Al-wahn adalah satu terminologi yang menjelaskan tentang sifat cinta dunia dan takut mati. Apakah cinta dunia adalah satu kesalahan? Bukankah manusia memang dihiasi dengan berbagai perhiasan dunia sebagaimana dalam QS. Ali Imran [3]: 14. Ayat ini menjelaskan bahwa adalah manusiawi ketika seseorang itu cinta akan hal-hal yang disebutkan yakni berupa wanita-wanita, anak-anak lelaki, harta benda (emas, perak), kendaraan pilihan, dan sawah/lading (investasi). Namun di akhir ayat, Allah menegaskan bahwa Allah adalah tempat kembali.
Ibnu Qayyim al-Jauziyyah –murid Ibnu Taimiyyah – mengatakan: “Cinta terhadap dunia adalah induk segala kesalahan serta perusak agama.” Mereka yang terpesona dengan hiruk pikuk kehidupan dunia tentulah sangat mengagungkan dunia ini, sehingga dapat memalingkan dirinya dari kecintaan kepada Allah SWT. Lalu ia akan terjerembab, jatuh ke dalam kecintaan yang berlebihan terhadap dunia dan keindahannya, lupa akan tujuan penciptaan. Bukankah manusia diciptakan untuk beribadah kepada Allah? Rujuklah kembali QS. Al-Dzariyat [51]: 56, Dan tidaklah kami menciptakan jin dan manusia kecuali untuk beribadah kepada-Ku.

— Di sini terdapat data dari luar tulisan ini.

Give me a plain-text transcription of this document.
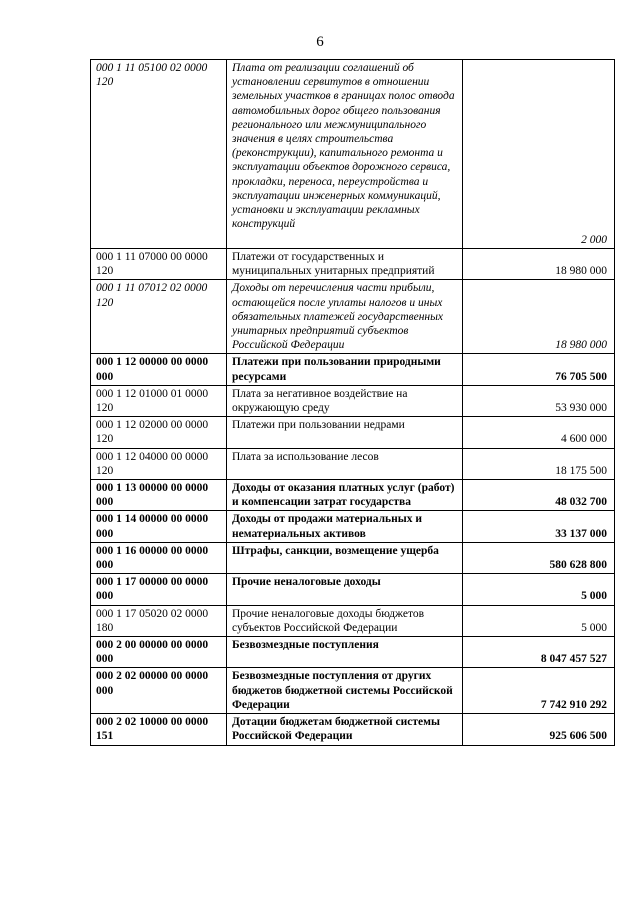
6
000 1 11 05100 02 0000 120	Плата от реализации соглашений об установлении сервитутов в отношении земельных участков в границах полос отвода автомобильных дорог общего пользования регионального или межмуниципального значения в целях строительства (реконструкции), капитального ремонта и эксплуатации объектов дорожного сервиса, прокладки, переноса, переустройства и эксплуатации инженерных коммуникаций, установки и эксплуатации рекламных конструкций	2 000
000 1 11 07000 00 0000 120	Платежи от государственных и муниципальных унитарных предприятий	18 980 000
000 1 11 07012 02 0000 120	Доходы от перечисления части прибыли, остающейся после уплаты налогов и иных обязательных платежей государственных унитарных предприятий субъектов Российской Федерации	18 980 000
000 1 12 00000 00 0000 000	Платежи при пользовании природными ресурсами	76 705 500
000 1 12 01000 01 0000 120	Плата за негативное воздействие на окружающую среду	53 930 000
000 1 12 02000 00 0000 120	Платежи при пользовании недрами	4 600 000
000 1 12 04000 00 0000 120	Плата за использование лесов	18 175 500
000 1 13 00000 00 0000 000	Доходы от оказания платных услуг (работ) и компенсации затрат государства	48 032 700
000 1 14 00000 00 0000 000	Доходы от продажи материальных и нематериальных активов	33 137 000
000 1 16 00000 00 0000 000	Штрафы, санкции, возмещение ущерба	580 628 800
000 1 17 00000 00 0000 000	Прочие неналоговые доходы	5 000
000 1 17 05020 02 0000 180	Прочие неналоговые доходы бюджетов субъектов Российской Федерации	5 000
000 2 00 00000 00 0000 000	Безвозмездные поступления	8 047 457 527
000 2 02 00000 00 0000 000	Безвозмездные поступления от других бюджетов бюджетной системы Российской Федерации	7 742 910 292
000 2 02 10000 00 0000 151	Дотации бюджетам бюджетной системы Российской Федерации	925 606 500
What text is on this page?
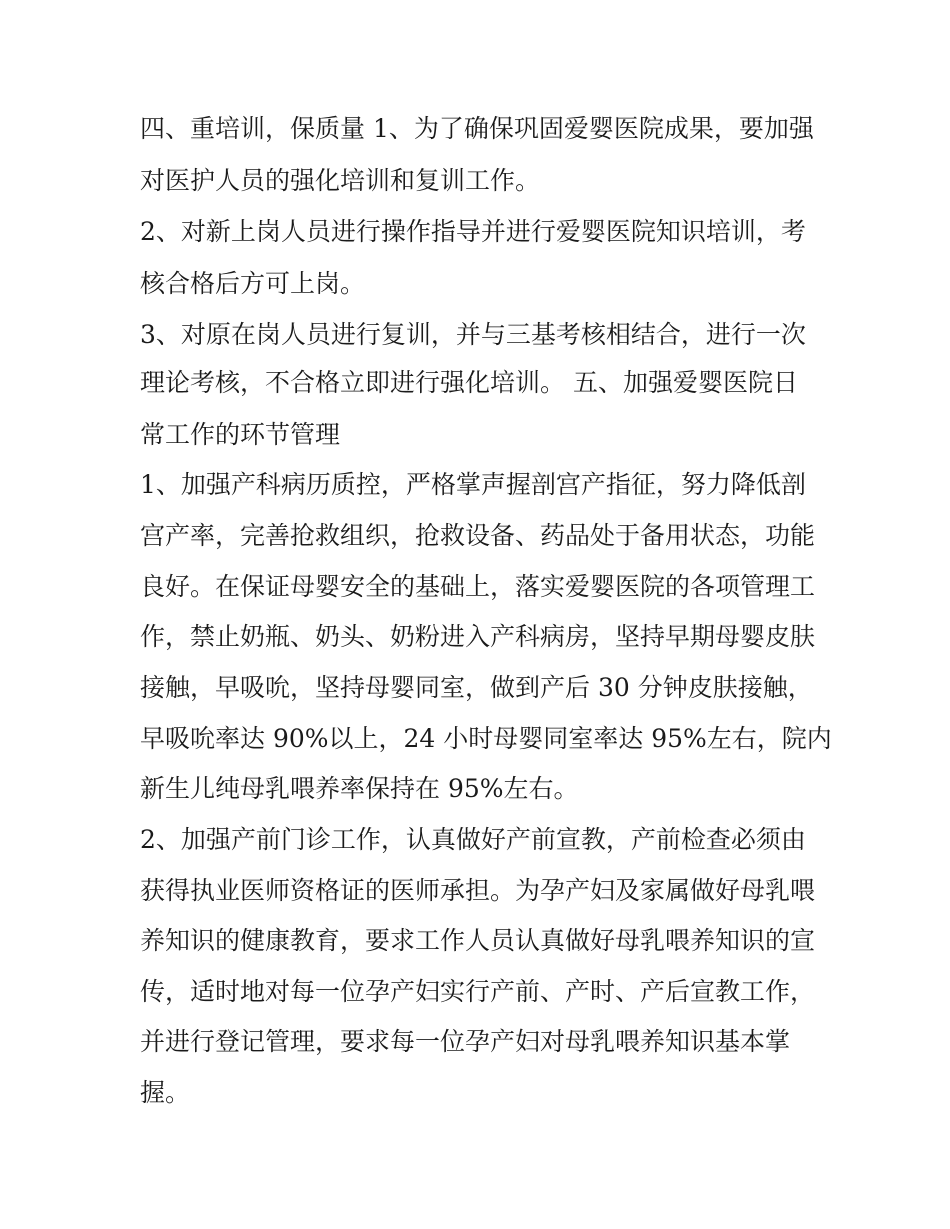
四、重培训，保质量 1、为了确保巩固爱婴医院成果，要加强
对医护人员的强化培训和复训工作。
2、对新上岗人员进行操作指导并进行爱婴医院知识培训，考
核合格后方可上岗。
3、对原在岗人员进行复训，并与三基考核相结合，进行一次
理论考核，不合格立即进行强化培训。 五、加强爱婴医院日
常工作的环节管理
1、加强产科病历质控，严格掌声握剖宫产指征，努力降低剖
宫产率，完善抢救组织，抢救设备、药品处于备用状态，功能
良好。在保证母婴安全的基础上，落实爱婴医院的各项管理工
作，禁止奶瓶、奶头、奶粉进入产科病房，坚持早期母婴皮肤
接触，早吸吮，坚持母婴同室，做到产后 30 分钟皮肤接触，
早吸吮率达 90%以上，24 小时母婴同室率达 95%左右，院内
新生儿纯母乳喂养率保持在 95%左右。
2、加强产前门诊工作，认真做好产前宣教，产前检查必须由
获得执业医师资格证的医师承担。为孕产妇及家属做好母乳喂
养知识的健康教育，要求工作人员认真做好母乳喂养知识的宣
传，适时地对每一位孕产妇实行产前、产时、产后宣教工作，
并进行登记管理，要求每一位孕产妇对母乳喂养知识基本掌
握。
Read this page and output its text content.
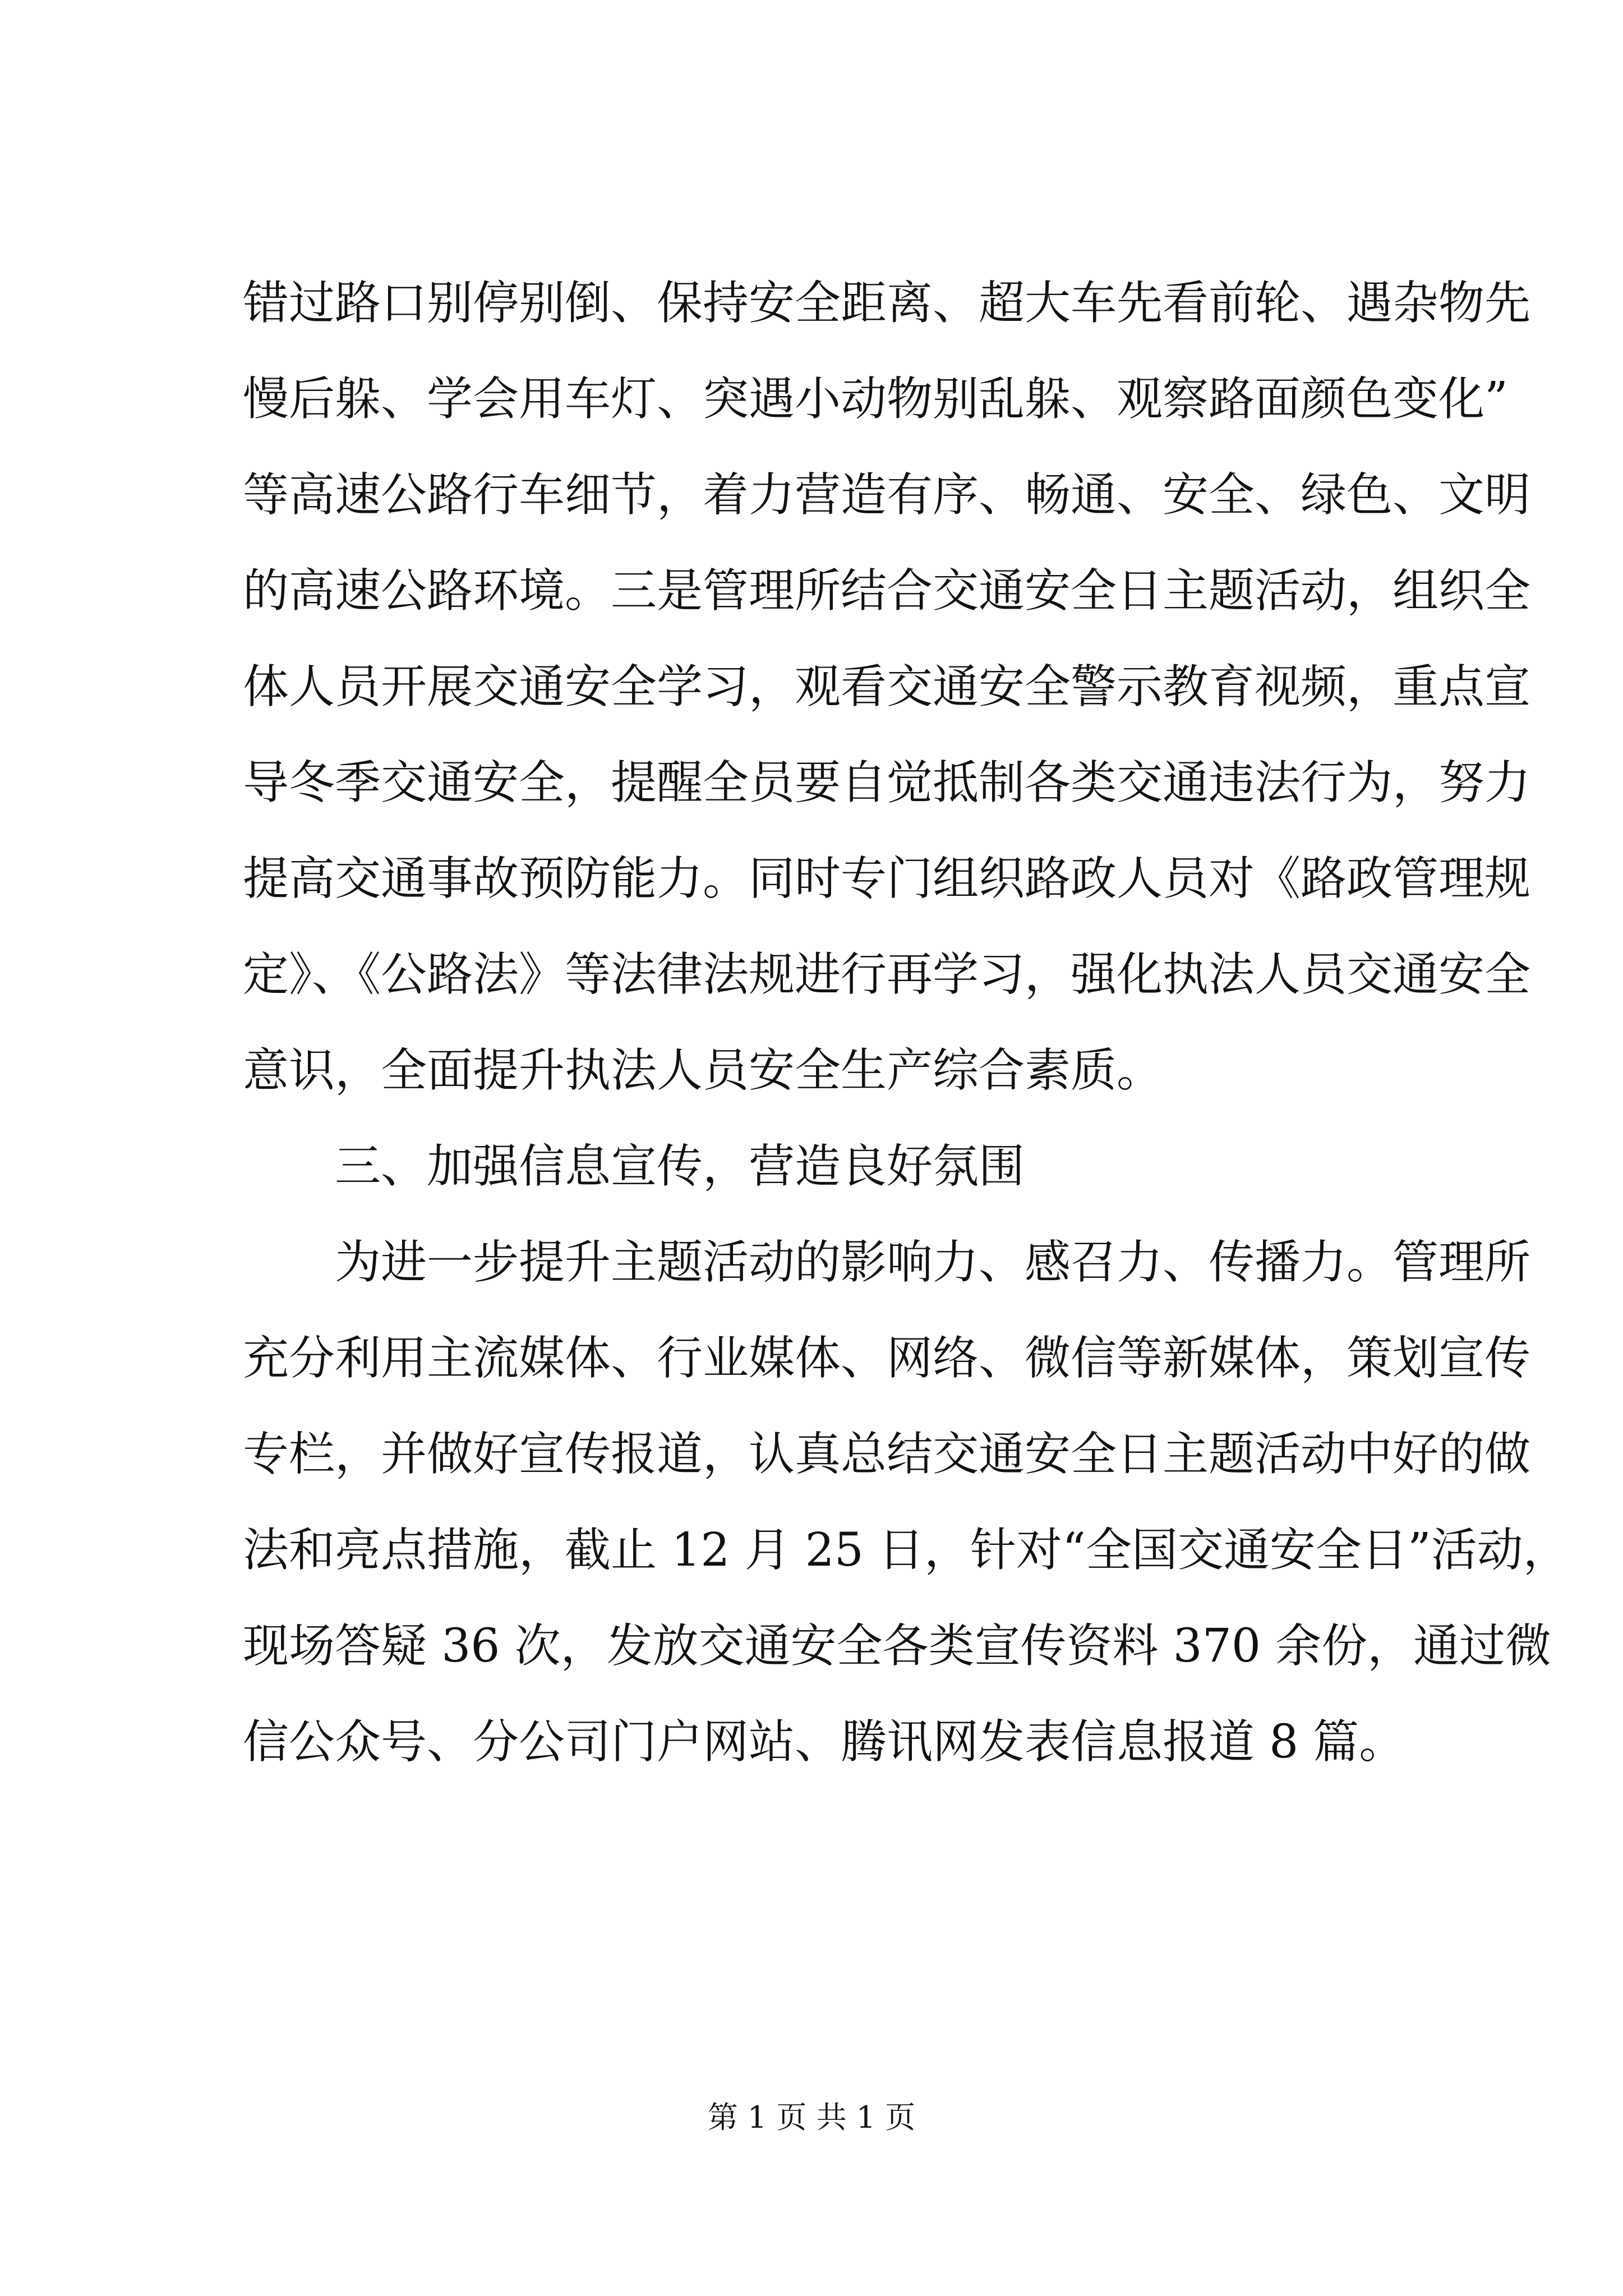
错过路口别停别倒、保持安全距离、超大车先看前轮、遇杂物先
慢后躲、学会用车灯、突遇小动物别乱躲、观察路面颜色变化”
等高速公路行车细节，着力营造有序、畅通、安全、绿色、文明
的高速公路环境。三是管理所结合交通安全日主题活动，组织全
体人员开展交通安全学习，观看交通安全警示教育视频，重点宣
导冬季交通安全，提醒全员要自觉抵制各类交通违法行为，努力
提高交通事故预防能力。同时专门组织路政人员对《路政管理规
定》、《公路法》等法律法规进行再学习，强化执法人员交通安全
意识，全面提升执法人员安全生产综合素质。
三、加强信息宣传，营造良好氛围
为进一步提升主题活动的影响力、感召力、传播力。管理所
充分利用主流媒体、行业媒体、网络、微信等新媒体，策划宣传
专栏，并做好宣传报道，认真总结交通安全日主题活动中好的做
法和亮点措施，截止 12 月 25 日，针对“全国交通安全日”活动，
现场答疑 36 次，发放交通安全各类宣传资料 370 余份，通过微
信公众号、分公司门户网站、腾讯网发表信息报道 8 篇。
第 1 页 共 1 页
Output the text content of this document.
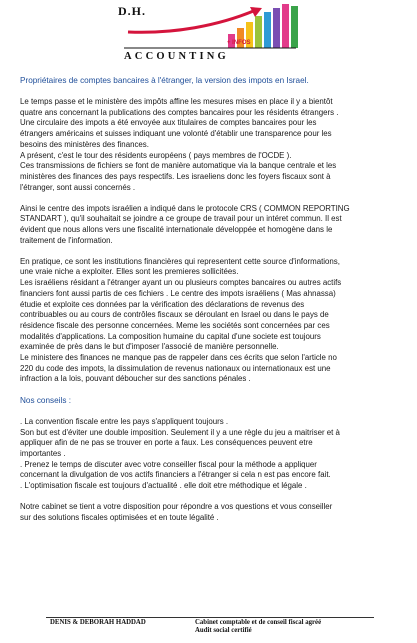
D.H.
+ INFOS
ACCOUNTING
Propriétaires de comptes bancaires à l'étranger, la version des impots en Israel.
Le temps passe et le ministère des impôts affine les mesures mises en place il y a bientôt
quatre ans concernant la publications des comptes bancaires pour les résidents étrangers .
Une circulaire des impots a été envoyée aux titulaires de comptes bancaires pour les
étrangers américains et suisses indiquant une volonté d'établir une transparence pour les
besoins des ministères des finances.
A présent, c'est le tour des résidents européens ( pays membres de l'OCDE ).
Ces transmissions de fichiers se font de manière automatique via la banque centrale et les
ministères des finances des pays respectifs. Les israeliens donc les foyers fiscaux sont à
l'étranger, sont aussi concernés .
Ainsi le centre des impots israélien a indiqué dans le protocole CRS ( COMMON REPORTING
STANDART ), qu'il souhaitait se joindre a ce groupe de travail pour un intéret commun. Il est
évident que nous allons vers une fiscalité internationale développée et homogène dans le
traitement de l'information.
En pratique, ce sont les institutions financières qui representent cette source d'informations,
une vraie niche a exploiter. Elles sont les premieres sollicitées.
Les israéliens résidant a l'étranger ayant un ou plusieurs comptes bancaires ou autres actifs
financiers font aussi partis de ces fichiers . Le centre des impots israéliens ( Mas ahnassa)
étudie et exploite ces données par la vérification des déclarations de revenus des
contribuables ou au cours de contrôles fiscaux se déroulant en Israel ou dans le pays de
résidence fiscale des personne concernées. Meme les sociétés sont concernées par ces
modalités d'applications. La composition humaine du capital d'une societe est toujours
examinée de près dans le but d'imposer l'associé de manière personnelle.
Le ministere des finances ne manque pas de rappeler dans ces écrits que selon l'article no
220 du code des impots, la dissimulation de revenus nationaux ou internationaux est une
infraction a la lois, pouvant déboucher sur des sanctions pénales .
Nos conseils :
. La convention fiscale entre les pays s'appliquent toujours .
Son but est d'éviter une double imposition. Seulement il y a une règle du jeu a maitriser et à
appliquer afin de ne pas se trouver en porte a faux. Les conséquences peuvent etre
importantes .
. Prenez le temps de discuter avec votre conseiller fiscal pour la méthode a appliquer
concernant la divulgation de vos actifs financiers a l'étranger si cela n est pas encore fait.
. L'optimisation fiscale est toujours d'actualité . elle doit etre méthodique et légale .
Notre cabinet se tient a votre disposition pour répondre a vos questions et vous conseiller
sur des solutions fiscales optimisées et en toute légalité .
DENIS & DEBORAH HADDAD	Cabinet comptable et de conseil fiscal agréé
Audit social certifié
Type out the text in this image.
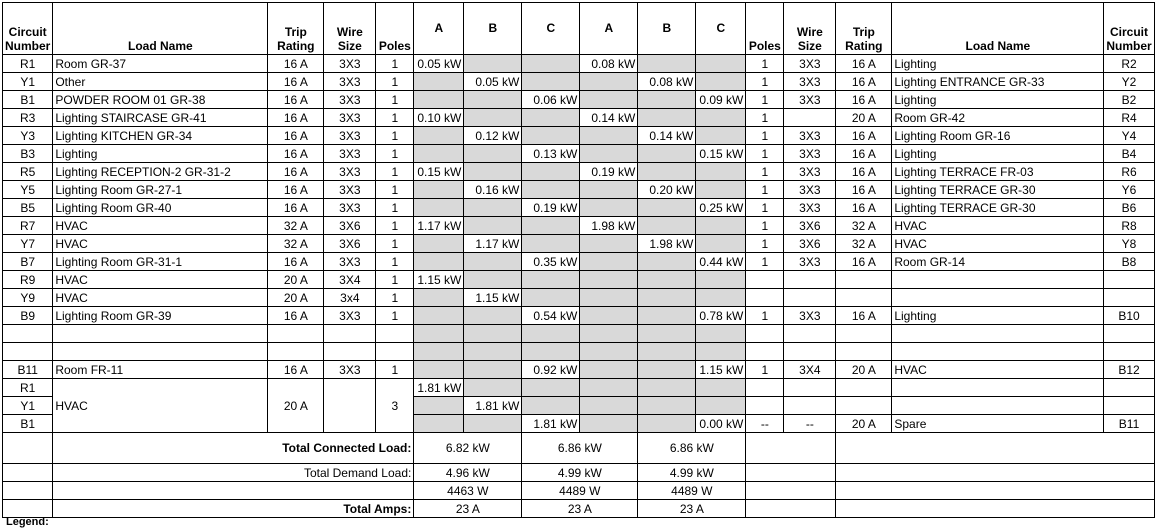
Circuit Number	Load Name	Trip Rating	Wire Size	Poles	A	B	C	A	B	C	Poles	Wire Size	Trip Rating	Load Name	Circuit Number
R1	Room GR-37	16 A	3X3	1	0.05 kW			0.08 kW			1	3X3	16 A	Lighting	R2
Y1	Other	16 A	3X3	1		0.05 kW			0.08 kW		1	3X3	16 A	Lighting ENTRANCE GR-33	Y2
B1	POWDER ROOM 01 GR-38	16 A	3X3	1			0.06 kW			0.09 kW	1	3X3	16 A	Lighting	B2
R3	Lighting STAIRCASE GR-41	16 A	3X3	1	0.10 kW			0.14 kW			1		20 A	Room GR-42	R4
Y3	Lighting KITCHEN GR-34	16 A	3X3	1		0.12 kW			0.14 kW		1	3X3	16 A	Lighting Room GR-16	Y4
B3	Lighting	16 A	3X3	1			0.13 kW			0.15 kW	1	3X3	16 A	Lighting	B4
R5	Lighting RECEPTION-2 GR-31-2	16 A	3X3	1	0.15 kW			0.19 kW			1	3X3	16 A	Lighting TERRACE FR-03	R6
Y5	Lighting Room GR-27-1	16 A	3X3	1		0.16 kW			0.20 kW		1	3X3	16 A	Lighting TERRACE GR-30	Y6
B5	Lighting Room GR-40	16 A	3X3	1			0.19 kW			0.25 kW	1	3X3	16 A	Lighting TERRACE GR-30	B6
R7	HVAC	32 A	3X6	1	1.17 kW			1.98 kW			1	3X6	32 A	HVAC	R8
Y7	HVAC	32 A	3X6	1		1.17 kW			1.98 kW		1	3X6	32 A	HVAC	Y8
B7	Lighting Room GR-31-1	16 A	3X3	1			0.35 kW			0.44 kW	1	3X3	16 A	Room GR-14	B8
R9	HVAC	20 A	3X4	1	1.15 kW										
Y9	HVAC	20 A	3x4	1		1.15 kW									
B9	Lighting Room GR-39	16 A	3X3	1			0.54 kW			0.78 kW	1	3X3	16 A	Lighting	B10

B11	Room FR-11	16 A	3X3	1			0.92 kW			1.15 kW	1	3X4	20 A	HVAC	B12
R1	HVAC	20 A		3	1.81 kW										
Y1						1.81 kW									
B1							1.81 kW			0.00 kW	--	--	20 A	Spare	B11
	Total Connected Load:				6.82 kW		6.86 kW		6.86 kW						
	Total Demand Load:				4.96 kW		4.99 kW		4.99 kW						
					4463 W		4489 W		4489 W						
	Total Amps:				23 A		23 A		23 A						
Legend:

Dalam QS. Hud [11]: 15-16, Allah menjamin kehidupan mereka yang mengejar dunia. Maka jangan tertipu dengan keindahan dunia, karena dunia adalah permainan dan senda gurau. Akhirnya mari kita renungkan kembali hadits Nabi SAW. Kedua kaki seorang hamba tidaklah beranjak dari tempat hisabnya pada hari kiamat hingga ia ditanya mengenai empat hal: (1) umurnya, untuk apakah ia habiskan, (2) jasadnya, untuk apakah ia gunakan, (3) ilmunya, apakah telah ia amalkan, (4) hartanya, dari mana ia peroleh dan dalam hal apa ia belanjakan. HR. Ibnu Hibban dan Tirmidzi. Semoga kita dapat kembali merenungkan tujuan penciptaan dan tidak terpedaya dengan hiruk pikuk dan gemerlap kehidupan dunia ini, semoga kita termasuk orang-orang yang beruntung. [RD]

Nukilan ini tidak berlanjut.